Faced with such facts, Abdullah’s arguments often sounded like so much bluster. At one point, he tried to defend AGC’s strategy of substituting charges: while the police might arrest people under s377A, but the AGC would prosecute them under other charges. In reply, Justice Prakash blithely suggested, “If it wasn’t on the statute books, it’d make your lives a bit easier, isn’t it?”
At another point, he argued that the challenge to s377A by no means counted as an “exceptional case” that required intervention of the courts. Justice Rajah then noted the irony of arguing for a law to be retained but not proactively enforced. “Doesn’t this make this an unusual case?” he concluded.
What struck me, however, was the fact that these judges appeared to be genuinely lacking in homophobia.
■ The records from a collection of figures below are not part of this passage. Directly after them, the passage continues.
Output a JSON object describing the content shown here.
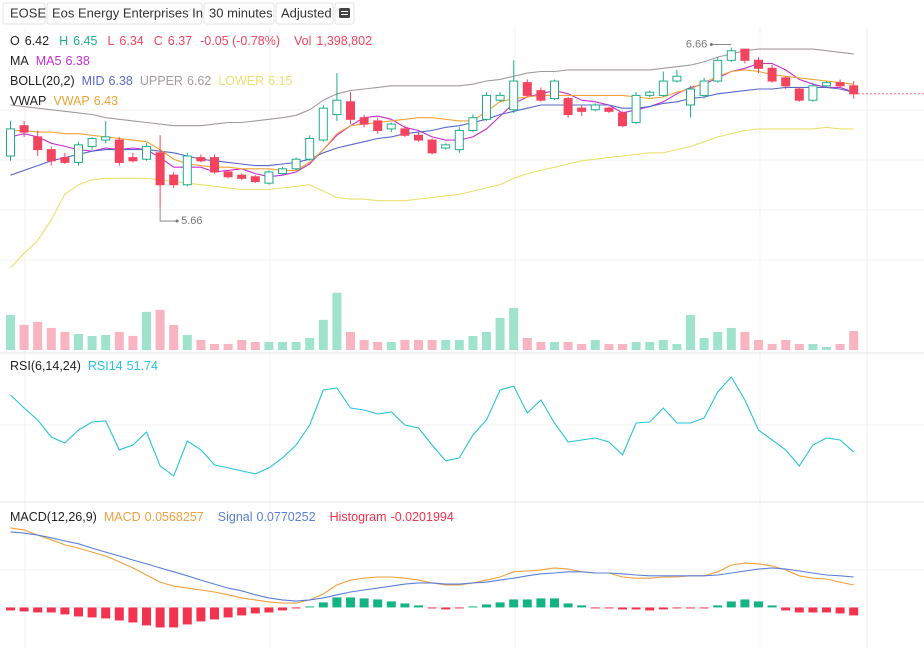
{
  "chart_data": {
    "type": "candlestick",
    "ticker": "EOSE",
    "company": "Eos Energy Enterprises Inc",
    "interval": "30 minutes",
    "adjustment": "Adjusted",
    "ylim": [
      5.14,
      6.77
    ],
    "up_color": "#1fae8b",
    "down_color": "#f2445f",
    "open": [
      5.98,
      6.17,
      6.1,
      6.02,
      5.97,
      5.94,
      6.04,
      6.08,
      6.08,
      5.97,
      5.96,
      6.0,
      5.86,
      5.8,
      5.97,
      5.97,
      5.88,
      5.86,
      5.85,
      5.81,
      5.87,
      5.9,
      5.96,
      6.08,
      6.24,
      6.32,
      6.22,
      6.2,
      6.15,
      6.15,
      6.11,
      6.08,
      6.03,
      6.02,
      6.14,
      6.21,
      6.33,
      6.27,
      6.44,
      6.39,
      6.34,
      6.34,
      6.28,
      6.27,
      6.28,
      6.25,
      6.19,
      6.36,
      6.36,
      6.45,
      6.3,
      6.36,
      6.45,
      6.58,
      6.65,
      6.58,
      6.53,
      6.47,
      6.4,
      6.33,
      6.42,
      6.44,
      6.42
    ],
    "high": [
      6.2,
      6.2,
      6.14,
      6.04,
      6.0,
      6.07,
      6.1,
      6.2,
      6.1,
      6.0,
      6.06,
      6.11,
      5.88,
      6.0,
      5.99,
      5.99,
      5.89,
      5.87,
      5.86,
      5.89,
      5.91,
      5.97,
      6.11,
      6.3,
      6.5,
      6.38,
      6.24,
      6.22,
      6.19,
      6.17,
      6.13,
      6.09,
      6.06,
      6.16,
      6.24,
      6.38,
      6.38,
      6.58,
      6.46,
      6.41,
      6.46,
      6.35,
      6.3,
      6.31,
      6.29,
      6.26,
      6.38,
      6.39,
      6.51,
      6.52,
      6.42,
      6.47,
      6.6,
      6.66,
      6.65,
      6.6,
      6.55,
      6.48,
      6.41,
      6.44,
      6.45,
      6.46,
      6.45
    ],
    "low": [
      5.95,
      6.1,
      5.98,
      5.92,
      5.93,
      5.92,
      6.02,
      6.06,
      5.92,
      5.94,
      5.95,
      5.66,
      5.78,
      5.79,
      5.94,
      5.87,
      5.84,
      5.83,
      5.81,
      5.8,
      5.86,
      5.89,
      5.95,
      6.07,
      6.2,
      6.18,
      6.16,
      6.12,
      6.13,
      6.1,
      6.07,
      5.99,
      6.02,
      6.0,
      6.13,
      6.2,
      6.32,
      6.25,
      6.35,
      6.32,
      6.33,
      6.22,
      6.23,
      6.26,
      6.25,
      6.16,
      6.18,
      6.35,
      6.35,
      6.44,
      6.22,
      6.34,
      6.44,
      6.57,
      6.56,
      6.5,
      6.44,
      6.4,
      6.32,
      6.32,
      6.41,
      6.41,
      6.34
    ],
    "close": [
      6.15,
      6.13,
      6.02,
      5.95,
      5.94,
      6.05,
      6.09,
      6.1,
      5.94,
      5.95,
      6.04,
      5.8,
      5.8,
      5.98,
      5.95,
      5.88,
      5.85,
      5.84,
      5.82,
      5.88,
      5.9,
      5.96,
      6.09,
      6.28,
      6.33,
      6.21,
      6.18,
      6.14,
      6.18,
      6.11,
      6.08,
      6.0,
      6.05,
      6.14,
      6.22,
      6.36,
      6.36,
      6.45,
      6.36,
      6.33,
      6.45,
      6.24,
      6.26,
      6.3,
      6.26,
      6.17,
      6.36,
      6.38,
      6.45,
      6.48,
      6.4,
      6.45,
      6.58,
      6.64,
      6.58,
      6.53,
      6.45,
      6.42,
      6.33,
      6.42,
      6.44,
      6.42,
      6.37
    ],
    "legend": {
      "ohlc_labels": [
        "O",
        "H",
        "L",
        "C"
      ],
      "change": "-0.05 (-0.78%)",
      "vol_label": "Vol",
      "vol_value": "1,398,802"
    },
    "overlays": [
      {
        "label": "MA",
        "series": [
          {
            "name": "MA5",
            "color": "#c62fd0",
            "values": [
              6.1,
              6.12,
              6.1,
              6.06,
              6.04,
              6.02,
              6.01,
              6.03,
              6.02,
              6.03,
              6.02,
              5.97,
              5.91,
              5.91,
              5.91,
              5.88,
              5.89,
              5.9,
              5.87,
              5.85,
              5.86,
              5.88,
              5.93,
              6.02,
              6.11,
              6.17,
              6.22,
              6.23,
              6.21,
              6.16,
              6.14,
              6.1,
              6.08,
              6.08,
              6.1,
              6.15,
              6.23,
              6.31,
              6.35,
              6.37,
              6.39,
              6.37,
              6.33,
              6.32,
              6.3,
              6.25,
              6.27,
              6.29,
              6.32,
              6.37,
              6.41,
              6.43,
              6.47,
              6.51,
              6.53,
              6.56,
              6.56,
              6.52,
              6.46,
              6.43,
              6.41,
              6.41,
              6.38
            ]
          }
        ]
      },
      {
        "label": "BOLL(20,2)",
        "series": [
          {
            "name": "MID",
            "color": "#5a68c8",
            "values": [
              5.86,
              5.89,
              5.92,
              5.95,
              5.97,
              5.99,
              6.01,
              6.02,
              6.02,
              6.02,
              6.02,
              6.01,
              6.0,
              5.98,
              5.96,
              5.95,
              5.94,
              5.93,
              5.92,
              5.92,
              5.93,
              5.94,
              5.96,
              6.0,
              6.03,
              6.05,
              6.07,
              6.09,
              6.1,
              6.12,
              6.13,
              6.14,
              6.16,
              6.17,
              6.19,
              6.21,
              6.24,
              6.26,
              6.28,
              6.3,
              6.3,
              6.3,
              6.3,
              6.3,
              6.3,
              6.28,
              6.28,
              6.29,
              6.31,
              6.32,
              6.34,
              6.35,
              6.37,
              6.38,
              6.39,
              6.4,
              6.4,
              6.41,
              6.41,
              6.41,
              6.41,
              6.4,
              6.38
            ]
          },
          {
            "name": "UPPER",
            "color": "#a39b9b",
            "values": [
              6.3,
              6.29,
              6.28,
              6.27,
              6.26,
              6.25,
              6.24,
              6.22,
              6.21,
              6.2,
              6.19,
              6.18,
              6.17,
              6.17,
              6.17,
              6.18,
              6.19,
              6.19,
              6.2,
              6.21,
              6.22,
              6.235,
              6.27,
              6.33,
              6.37,
              6.39,
              6.4,
              6.41,
              6.42,
              6.42,
              6.42,
              6.42,
              6.42,
              6.42,
              6.43,
              6.45,
              6.46,
              6.48,
              6.5,
              6.51,
              6.51,
              6.52,
              6.52,
              6.52,
              6.52,
              6.52,
              6.52,
              6.52,
              6.53,
              6.54,
              6.55,
              6.57,
              6.6,
              6.62,
              6.64,
              6.65,
              6.65,
              6.65,
              6.65,
              6.65,
              6.64,
              6.63,
              6.62
            ]
          },
          {
            "name": "LOWER",
            "color": "#ebe070",
            "values": [
              5.28,
              5.37,
              5.45,
              5.58,
              5.74,
              5.8,
              5.83,
              5.84,
              5.84,
              5.84,
              5.84,
              5.83,
              5.82,
              5.81,
              5.8,
              5.79,
              5.78,
              5.77,
              5.77,
              5.77,
              5.78,
              5.79,
              5.8,
              5.76,
              5.72,
              5.71,
              5.71,
              5.7,
              5.7,
              5.7,
              5.71,
              5.72,
              5.73,
              5.74,
              5.76,
              5.78,
              5.8,
              5.84,
              5.87,
              5.89,
              5.91,
              5.93,
              5.95,
              5.96,
              5.97,
              5.98,
              5.99,
              6.0,
              6.0,
              6.02,
              6.04,
              6.07,
              6.1,
              6.12,
              6.14,
              6.15,
              6.15,
              6.15,
              6.15,
              6.15,
              6.16,
              6.15,
              6.15
            ]
          }
        ]
      },
      {
        "label": "VWAP",
        "series": [
          {
            "name": "VWAP",
            "color": "#f0a436",
            "values": [
              6.14,
              6.14,
              6.13,
              6.13,
              6.12,
              6.12,
              6.11,
              6.1,
              6.09,
              6.08,
              6.07,
              6.02,
              5.96,
              5.93,
              5.92,
              5.91,
              5.91,
              5.9,
              5.9,
              5.9,
              5.89,
              5.89,
              5.94,
              6.02,
              6.12,
              6.17,
              6.18,
              6.19,
              6.2,
              6.21,
              6.22,
              6.22,
              6.21,
              6.2,
              6.2,
              6.26,
              6.32,
              6.34,
              6.35,
              6.36,
              6.36,
              6.36,
              6.36,
              6.36,
              6.36,
              6.36,
              6.35,
              6.34,
              6.35,
              6.38,
              6.4,
              6.44,
              6.48,
              6.51,
              6.52,
              6.51,
              6.49,
              6.48,
              6.47,
              6.46,
              6.45,
              6.44,
              6.43
            ]
          }
        ]
      }
    ],
    "volume": {
      "ylim": [
        0,
        4400000
      ],
      "up_color": "#9fe3cd",
      "down_color": "#f8b4c0",
      "values": [
        2576000,
        1840000,
        2060800,
        1619200,
        1324800,
        1177600,
        1030400,
        1104000,
        1324800,
        1030400,
        2796800,
        2944000,
        1840000,
        1104000,
        736000,
        441600,
        441600,
        736000,
        588800,
        588800,
        588800,
        588800,
        883200,
        2208000,
        4195200,
        1324800,
        736000,
        588800,
        588800,
        736000,
        736000,
        736000,
        736000,
        736000,
        1030400,
        1324800,
        2355200,
        3091200,
        883200,
        588800,
        588800,
        588800,
        441600,
        736000,
        441600,
        441600,
        588800,
        588800,
        736000,
        441600,
        2576000,
        883200,
        1324800,
        1619200,
        1324800,
        736000,
        441600,
        736000,
        441600,
        441600,
        220800,
        441600,
        1398802
      ]
    },
    "rsi": {
      "label": "RSI(6,14,24)",
      "ylim": [
        35.7,
        84.1
      ],
      "series": [
        {
          "name": "RSI14",
          "color": "#27c4dc",
          "values": [
            70.74,
            66.41,
            62.41,
            56.74,
            54.74,
            59.07,
            61.74,
            62.07,
            52.41,
            54.07,
            58.41,
            47.07,
            43.74,
            55.41,
            52.41,
            47.41,
            46.41,
            45.41,
            44.41,
            46.41,
            49.74,
            54.07,
            60.74,
            72.41,
            73.07,
            66.41,
            65.74,
            64.41,
            65.07,
            60.74,
            59.74,
            54.07,
            48.74,
            49.74,
            57.41,
            62.41,
            72.41,
            73.74,
            64.74,
            69.07,
            61.41,
            55.07,
            55.74,
            56.41,
            55.07,
            50.74,
            61.41,
            61.74,
            66.41,
            61.41,
            61.41,
            63.07,
            71.74,
            76.74,
            69.07,
            59.07,
            55.74,
            52.41,
            47.07,
            54.07,
            56.41,
            55.74,
            51.74
          ]
        }
      ]
    },
    "macd": {
      "label": "MACD(12,26,9)",
      "ylim": [
        -0.095,
        0.259
      ],
      "series": [
        {
          "name": "MACD",
          "color": "#f0a03e",
          "values": [
            0.201,
            0.196,
            0.183,
            0.171,
            0.158,
            0.15,
            0.14,
            0.13,
            0.115,
            0.1,
            0.082,
            0.064,
            0.054,
            0.049,
            0.044,
            0.039,
            0.032,
            0.024,
            0.019,
            0.014,
            0.011,
            0.011,
            0.019,
            0.034,
            0.057,
            0.069,
            0.074,
            0.077,
            0.077,
            0.074,
            0.069,
            0.062,
            0.057,
            0.057,
            0.062,
            0.069,
            0.077,
            0.09,
            0.092,
            0.095,
            0.1,
            0.097,
            0.09,
            0.087,
            0.087,
            0.077,
            0.074,
            0.074,
            0.077,
            0.077,
            0.08,
            0.08,
            0.09,
            0.107,
            0.112,
            0.11,
            0.105,
            0.095,
            0.08,
            0.074,
            0.072,
            0.064,
            0.0568257
          ]
        },
        {
          "name": "Signal",
          "color": "#5b80d8",
          "values": [
            0.191,
            0.188,
            0.183,
            0.176,
            0.168,
            0.161,
            0.15,
            0.14,
            0.13,
            0.12,
            0.11,
            0.1,
            0.09,
            0.08,
            0.069,
            0.059,
            0.049,
            0.042,
            0.032,
            0.024,
            0.019,
            0.016,
            0.019,
            0.024,
            0.032,
            0.039,
            0.044,
            0.049,
            0.054,
            0.059,
            0.062,
            0.062,
            0.059,
            0.059,
            0.062,
            0.064,
            0.069,
            0.074,
            0.08,
            0.085,
            0.087,
            0.09,
            0.09,
            0.087,
            0.087,
            0.085,
            0.082,
            0.08,
            0.08,
            0.08,
            0.08,
            0.08,
            0.082,
            0.087,
            0.092,
            0.097,
            0.1,
            0.097,
            0.092,
            0.087,
            0.082,
            0.08,
            0.0770252
          ]
        }
      ],
      "histogram": {
        "name": "Histogram",
        "color": "#f2334f",
        "up_color": "#14b386",
        "values": [
          -0.0076,
          -0.0101,
          -0.0127,
          -0.0127,
          -0.0177,
          -0.0228,
          -0.0253,
          -0.0278,
          -0.0329,
          -0.038,
          -0.0455,
          -0.0506,
          -0.0506,
          -0.043,
          -0.0354,
          -0.0304,
          -0.0253,
          -0.0202,
          -0.0152,
          -0.0127,
          -0.0076,
          -0.0025,
          0.0025,
          0.0127,
          0.0253,
          0.0253,
          0.0228,
          0.0202,
          0.0152,
          0.0101,
          0.0051,
          -0.0025,
          -0.0051,
          -0.0025,
          0.0025,
          0.0076,
          0.0127,
          0.0202,
          0.0202,
          0.0228,
          0.0228,
          0.0101,
          0.0051,
          -0.0025,
          -0.0025,
          -0.0051,
          -0.0051,
          -0.0076,
          -0.0051,
          -0.0025,
          -0.0025,
          -0.0025,
          0.0051,
          0.0152,
          0.0202,
          0.0152,
          0.0051,
          -0.0076,
          -0.0127,
          -0.0127,
          -0.0127,
          -0.0152,
          -0.0201994
        ]
      }
    }
  }
}
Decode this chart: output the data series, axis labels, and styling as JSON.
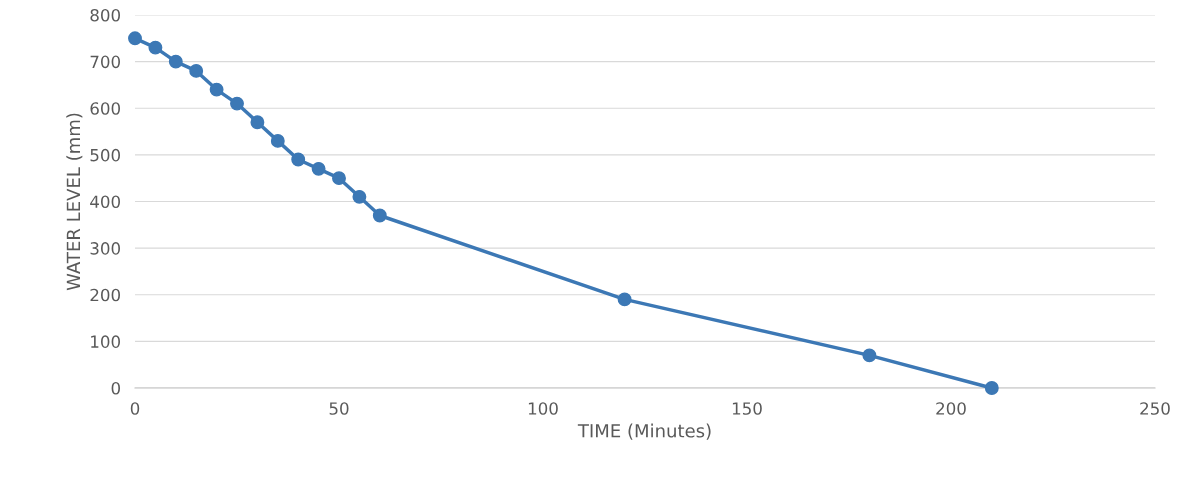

There was of course the standard discomfort in all parties whenever the issue of sex in public toilets was brought up. However Justice Phang seemed to actually empathise with Singaporeans gay men, remarking, “We don’t want to be looking over our shoulders at all moments, as citizens. Unless a binding assurance [not to prosecute] can be given… but that can’t be done.”
He challenged the AGC to guarantee that s377A wouldn’t be used in the future – a challenge that the hapless Abdullah was unable to answer. He even pointed out that Parliament might change in composition and renege on their promises.
I’ve cited these specific retorts from the judges so that readers may understand why I’m filled with a sense of premature triumph – as are Ravi, Tan, Indulekshmi and practically everyone who was sitting in the gallery this morning. There may yet be a surprise upset in the verdict, but I’m comforted that Justices Rajah, Phang and Prakash have demonstrated a certain level of mature open-mindedness towards gay Singaporeans.
There are, of course, are many hurdles still to cross. If Ravi wins this case, he’ll have to bring up the issue of constitutionality in the High Court. There, it’ll face mighty odds, for in the history of Singapore there has never been a law struck down as unconstitutional.
But for now, we’ll have to count the weeks till the judges make their decision. Dare we hope for the best? Yes, we do. It’s the only way progress happens.